Она наблюдала за ним с порога… Обиженная, милая. Крашеные волосы светло-пепельного цвета, смуглая кожа… Ей тоже некуда отступать… не вернуть былого, И это их уравнивает, хотя возраст и характер разделяют… К чему сцены? Он почувствовал усталость. Вот и все. Так решили воля и судьба… Вот и все… К черту воспоминания. Надо думать лишь об окружающих вещах, примелькавшихся именах. Он снова погладил шелковую ручку кресла. Окурки и рассыпанный пепел плохо пахли. А Лилия стояла, обратив к нему лицо, намазанное кремом.
Она — у двери. Он — в кресле, обитом дамассе.

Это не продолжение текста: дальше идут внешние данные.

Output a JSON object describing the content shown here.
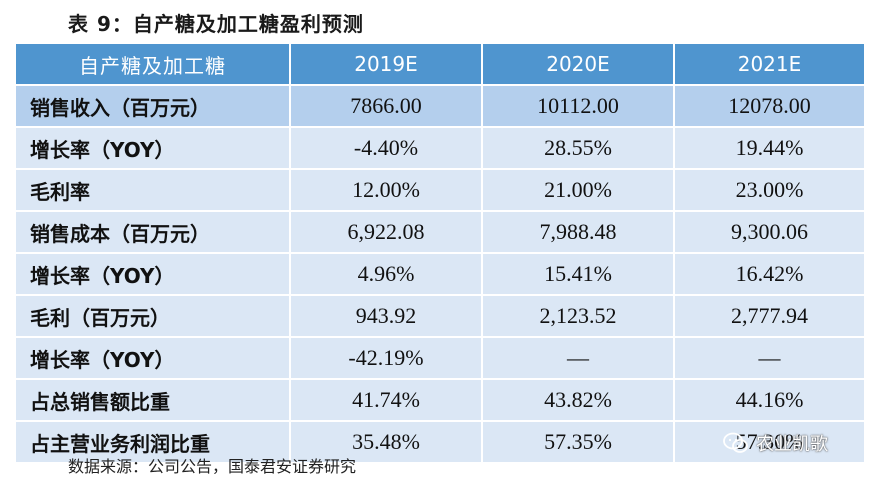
{
  "title": "表 9：自产糖及加工糖盈利预测",
  "table": {
    "headers": [
      "自产糖及加工糖",
      "2019E",
      "2020E",
      "2021E"
    ],
    "rows": [
      {
        "label": "销售收入（百万元）",
        "values": [
          "7866.00",
          "10112.00",
          "12078.00"
        ]
      },
      {
        "label": "增长率（YOY）",
        "values": [
          "-4.40%",
          "28.55%",
          "19.44%"
        ]
      },
      {
        "label": "毛利率",
        "values": [
          "12.00%",
          "21.00%",
          "23.00%"
        ]
      },
      {
        "label": "销售成本（百万元）",
        "values": [
          "6,922.08",
          "7,988.48",
          "9,300.06"
        ]
      },
      {
        "label": "增长率（YOY）",
        "values": [
          "4.96%",
          "15.41%",
          "16.42%"
        ]
      },
      {
        "label": "毛利（百万元）",
        "values": [
          "943.92",
          "2,123.52",
          "2,777.94"
        ]
      },
      {
        "label": "增长率（YOY）",
        "values": [
          "-42.19%",
          "—",
          "—"
        ]
      },
      {
        "label": "占总销售额比重",
        "values": [
          "41.74%",
          "43.82%",
          "44.16%"
        ]
      },
      {
        "label": "占主营业务利润比重",
        "values": [
          "35.48%",
          "57.35%",
          "57.30%"
        ]
      }
    ]
  },
  "source": "数据来源：公司公告，国泰君安证券研究",
  "watermark": {
    "text": "农业凯歌",
    "icon": "wechat-icon"
  },
  "colors": {
    "header_bg": "#4f95cf",
    "row_dark": "#b4cfed",
    "row_light": "#dbe7f5"
  }
}
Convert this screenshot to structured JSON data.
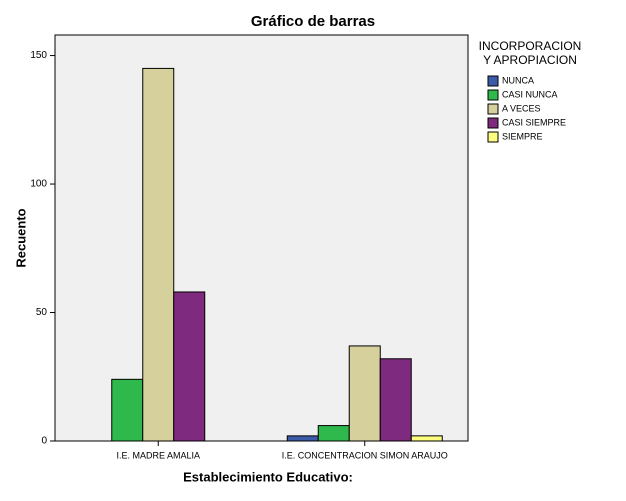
{
  "chart_data": {
    "type": "bar",
    "title": "Gráfico de barras",
    "x_label": "Establecimiento Educativo:",
    "y_label": "Recuento",
    "legend_title": [
      "INCORPORACION",
      "Y APROPIACION"
    ],
    "categories": [
      "I.E. MADRE AMALIA",
      "I.E. CONCENTRACION SIMON ARAUJO"
    ],
    "series": [
      {
        "name": "NUNCA",
        "color": "#3b5ba9",
        "values": [
          0,
          2
        ]
      },
      {
        "name": "CASI NUNCA",
        "color": "#2fb84b",
        "values": [
          24,
          6
        ]
      },
      {
        "name": "A VECES",
        "color": "#d6d09c",
        "values": [
          145,
          37
        ]
      },
      {
        "name": "CASI SIEMPRE",
        "color": "#7e2a7e",
        "values": [
          58,
          32
        ]
      },
      {
        "name": "SIEMPRE",
        "color": "#fcfc7e",
        "values": [
          0,
          2
        ]
      }
    ],
    "ylim": [
      0,
      158
    ],
    "yticks": [
      0,
      50,
      100,
      150
    ],
    "legend": "right"
  }
}
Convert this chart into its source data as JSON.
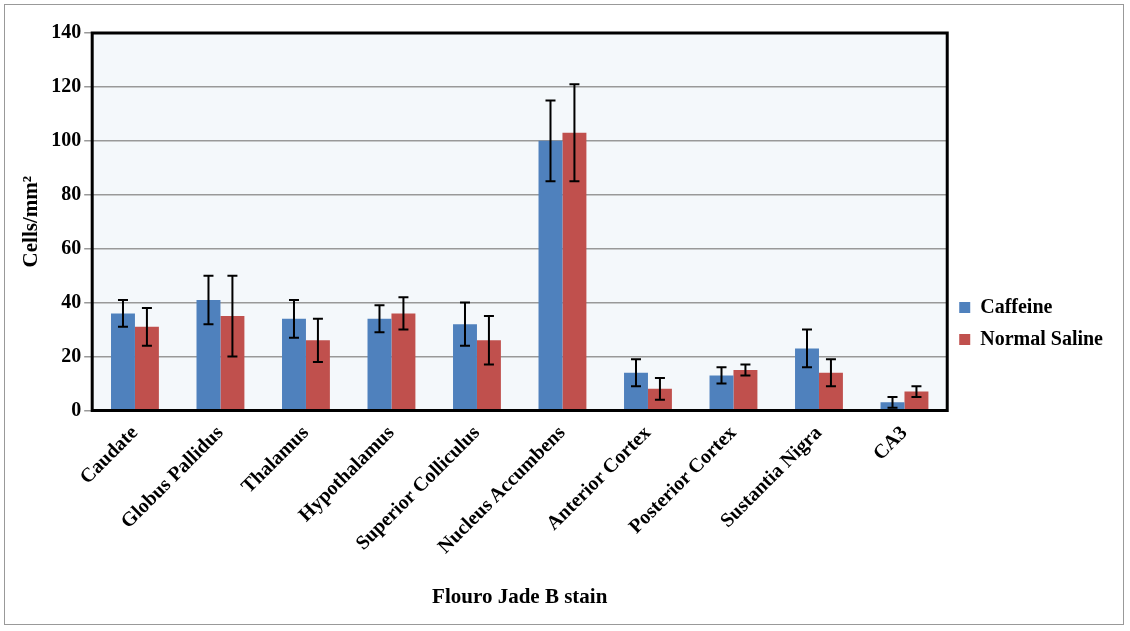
{
  "chart_data": {
    "type": "bar",
    "xlabel": "Flouro Jade B stain",
    "ylabel": "Cells/mm²",
    "categories": [
      "Caudate",
      "Globus Pallidus",
      "Thalamus",
      "Hypothalamus",
      "Superior Colliculus",
      "Nucleus Accumbens",
      "Anterior Cortex",
      "Posterior Cortex",
      "Sustantia Nigra",
      "CA3"
    ],
    "series": [
      {
        "name": "Caffeine",
        "color": "#4f81bd",
        "values": [
          36,
          41,
          34,
          34,
          32,
          100,
          14,
          13,
          23,
          3
        ],
        "errors": [
          5,
          9,
          7,
          5,
          8,
          15,
          5,
          3,
          7,
          2
        ]
      },
      {
        "name": "Normal Saline",
        "color": "#c0504d",
        "values": [
          31,
          35,
          26,
          36,
          26,
          103,
          8,
          15,
          14,
          7
        ],
        "errors": [
          7,
          15,
          8,
          6,
          9,
          18,
          4,
          2,
          5,
          2
        ]
      }
    ],
    "ylim": [
      0,
      140
    ],
    "yticks": [
      0,
      20,
      40,
      60,
      80,
      100,
      120,
      140
    ],
    "grid": "y",
    "legend": "right"
  }
}
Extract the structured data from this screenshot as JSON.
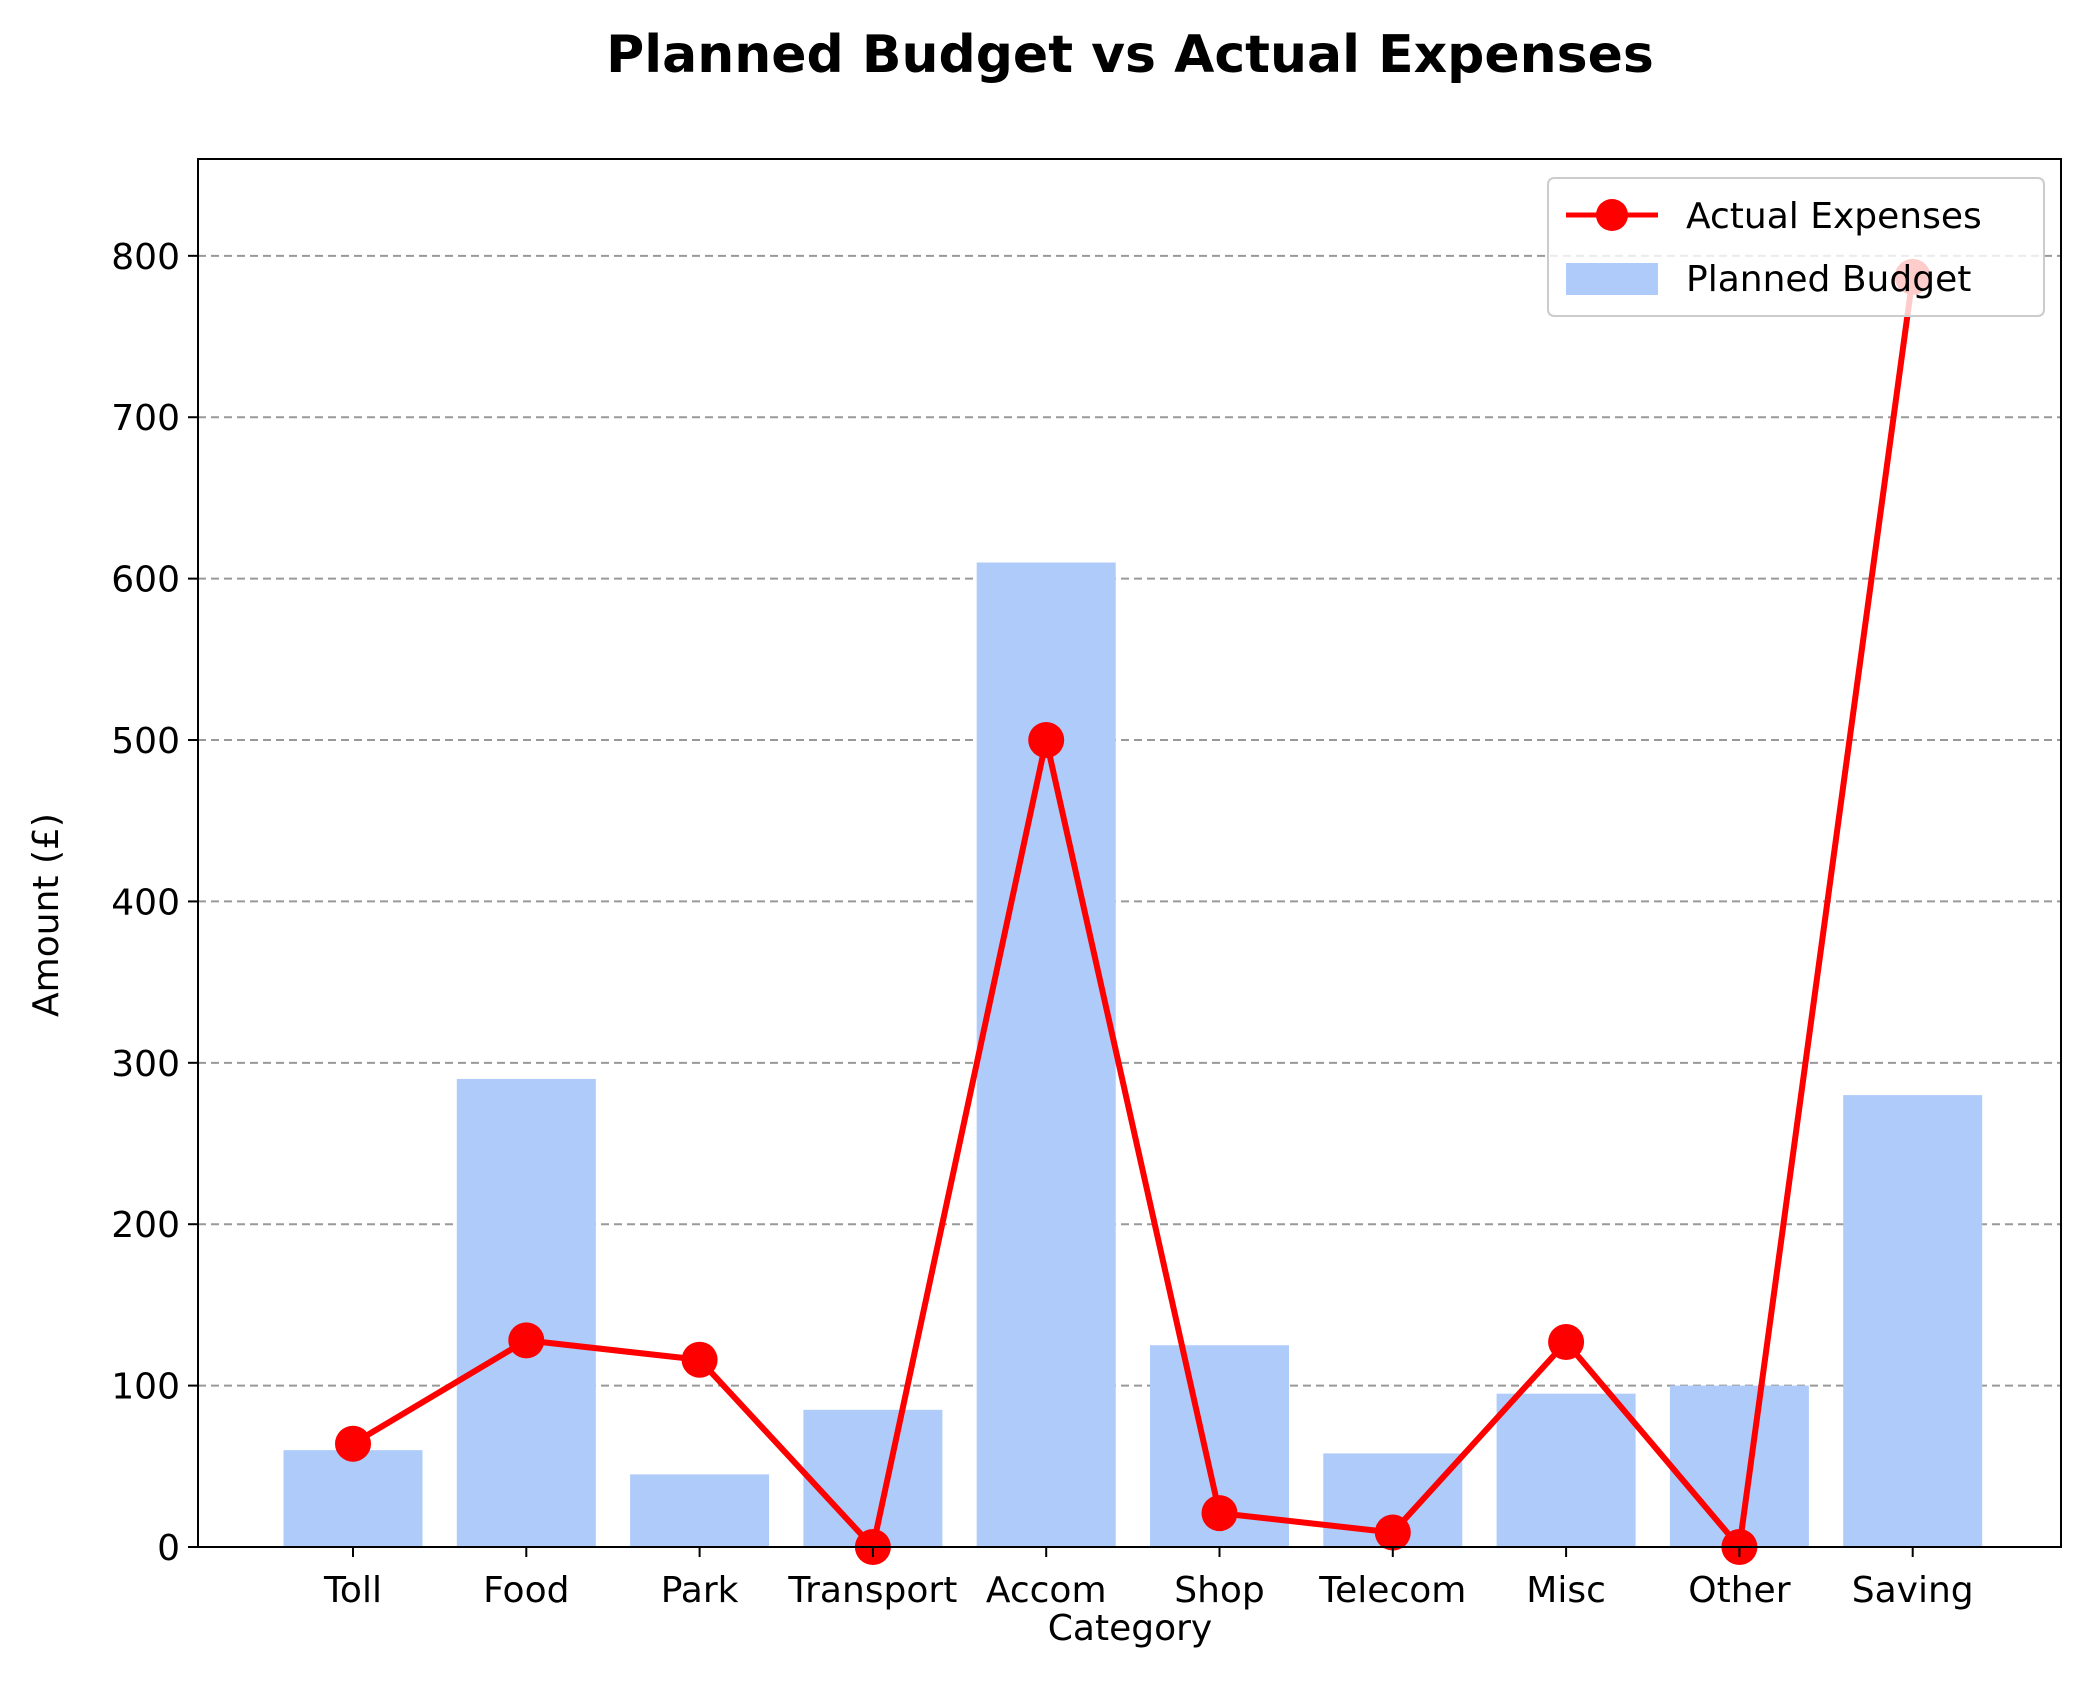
{
  "chart_data": {
    "type": "bar",
    "title": "Planned Budget vs Actual Expenses",
    "xlabel": "Category",
    "ylabel": "Amount (£)",
    "categories": [
      "Toll",
      "Food",
      "Park",
      "Transport",
      "Accom",
      "Shop",
      "Telecom",
      "Misc",
      "Other",
      "Saving"
    ],
    "ylim": [
      0,
      860
    ],
    "yticks": [
      0,
      100,
      200,
      300,
      400,
      500,
      600,
      700,
      800
    ],
    "ytick_labels": [
      "0",
      "100",
      "200",
      "300",
      "400",
      "500",
      "600",
      "700",
      "800"
    ],
    "grid": "y, dashed",
    "legend_position": "top-right",
    "series": [
      {
        "name": "Planned Budget",
        "type": "bar",
        "color": "#aecbfa",
        "values": [
          60,
          290,
          45,
          85,
          610,
          125,
          58,
          95,
          100,
          280
        ]
      },
      {
        "name": "Actual Expenses",
        "type": "line",
        "color": "#ff0000",
        "marker": "circle",
        "values": [
          64,
          128,
          116,
          0,
          500,
          21,
          9,
          127,
          0,
          787
        ]
      }
    ]
  }
}
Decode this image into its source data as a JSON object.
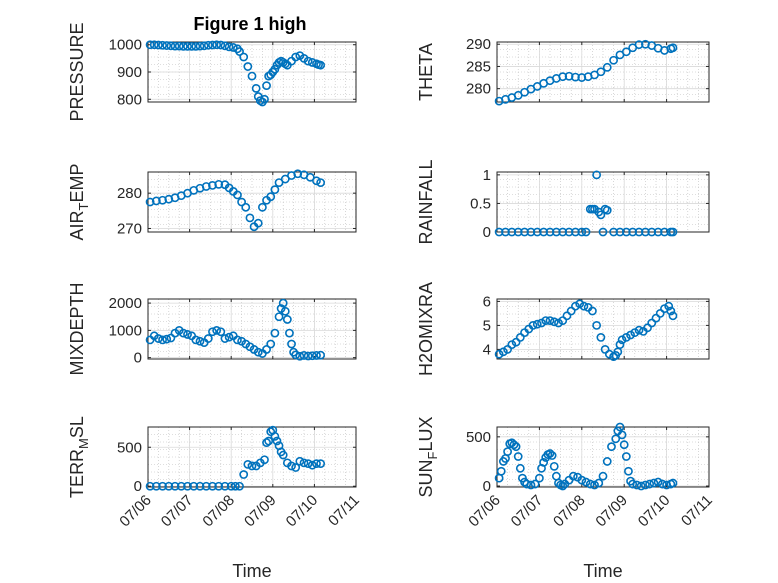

Вздохнув, она пошла, шаркая шлепанцами, в спальню, а Он сидел в кресле, ни о чем не думая, до тех пор, пока не стемнело и в стеклянной двери, ведущей в сад, не появилось его поразительно отчетливое отражение.
Слуга принес смокинг, платок и флакон одеколона. Старик приподнялся и позволил себя одеть, затем развернул платок, который слуга обрызгал ароматической жидкостью. Когда Он засовывал платок в кармашек на груди, их взгляды встретились, слуга опустил глаза. Не надо. К чему думать о том, что мог видеть этот человек?
— Серафин, живо окурки…
Он встал, опираясь обеими руками на кресло. Сделал несколько шагов по направлению к камину, погладил щипцы толедского железа и почувствовал на лице и руках дыхание огня. Потом пошел к дверям, услышав гул голосов — восторженных, восхищенных, — доносившийся из вестибюля. Серафин подбирал последние окурки.